Tutorial :Re-learn modern C++ resources?



Question:

I haven't touch C++ in more then 8 years. I recently had to do fix some C++ code, and although I still can code, I feel like I no more belongs to the camp of C++ programmers. I don't know any libraries, didn't pay attention to the new language features / improvements / best practices.

Qt Creator and Qt seems like a nice toolset for what I need now, since I'm interested mostly in cross platform development.

What would be good resources for someone like me to quickly re-learn C++ and best practices in shortest period of time?

I have been doing mostly java and common lisp in the meantime, with a short strides to C, flex, Scala and Haskell.


Solution:1

Get to know the S.tandard T.emplate L.ibrary.

Get to know boost, if you are really on the cutting edge.

Read the books "effective c++", and "effective STL" by scott meyers.

Read the "C++ faq lite".

(not necsissarily in that order)


Solution:2

Read :

Those are references books on C++ that resume all the modern effective pratices, philosophies and knowledge on C++ (without going into Meta-Programmation stuff).

Then if you want to go farther, read :

About libraries: first learn about the STL and learn to use Boost as a "standard" STL extension.


Solution:3

If you're into GUI development, go with Qt. It's the best out there, and the price is right. It deviates somewhat from hard standards; but not without reason, and even so, it makes some efforts to use similar coding styles where appropriate.

If you're more into CLI, or server processes, Qt can still help; but it doesn't have so big an advantage. There it would be more productive to go with STL and (specially) Boost.


Solution:4

Have a look at A.Koenig and B.Moo's Accelerated C++.

The other books cited are good books, but they'll require you a lot of time to read them all. AC++ teaches modern C++ (as in opposition with historic C++ -- it's not about templates wizardry).

The latest book from B.Stroustrup, Programming -- Principles and Practice Using C++, seems (I haven't read it yet) also interesting.


Solution:5

First get familiar again with pointers, references, etc.

Then I'd just stick with Qt.
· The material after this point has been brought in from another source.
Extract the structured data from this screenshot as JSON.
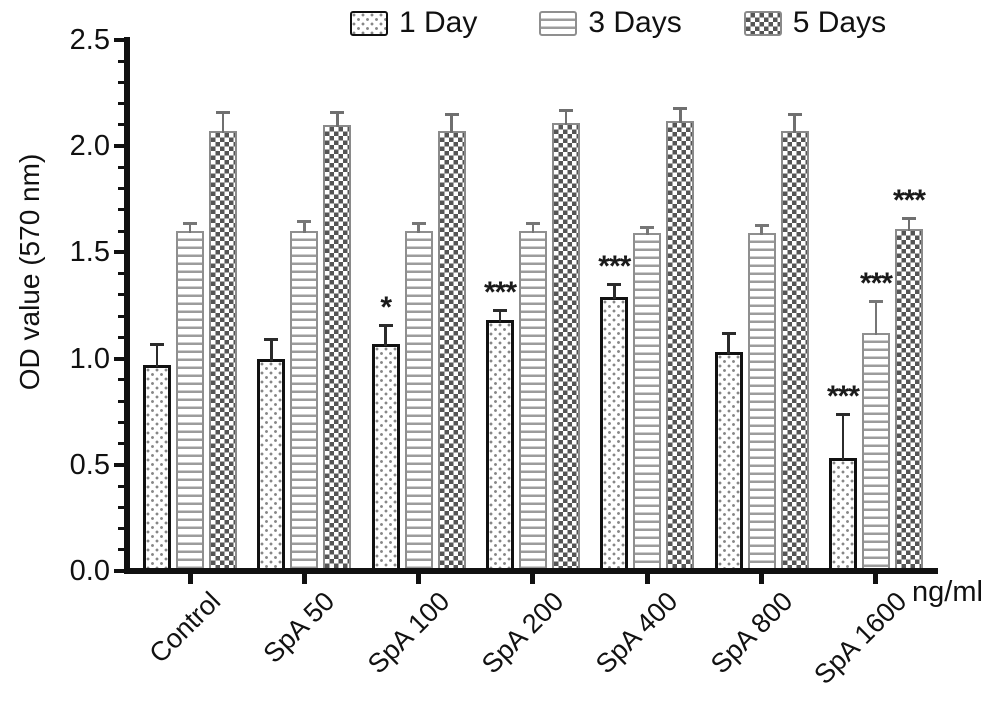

Qt's documentation rules and IIRC, Qt's containers are even more efficient than STL's. The fact that the code for your Qt GUI is then even more elegant also adds to Qt's appeal. Add to the fact that Qt's docs also contain many simple and some relatively advanced code examples which you can play with, and you should be up to speed again in no time.

It wouldn't hurt to know/use STL/Boost though. But stay (far) away from GTK.


Solution:6

Code code and then code more!

Try doing projects where you mix up techniques you acquire from books. As mentioned in other posts there are a loot of good books on C++ programming.Applying design-patterns and techniques from these books into real coding situations will get you back on track quickly.

Also, as long as you're coding for experience, don't be afraid of trying a loot of different libraries. Multitude is good since it helps you get a feeling for how different libraries are built as well as it helps you find the libraries that you want to use for real projects later on.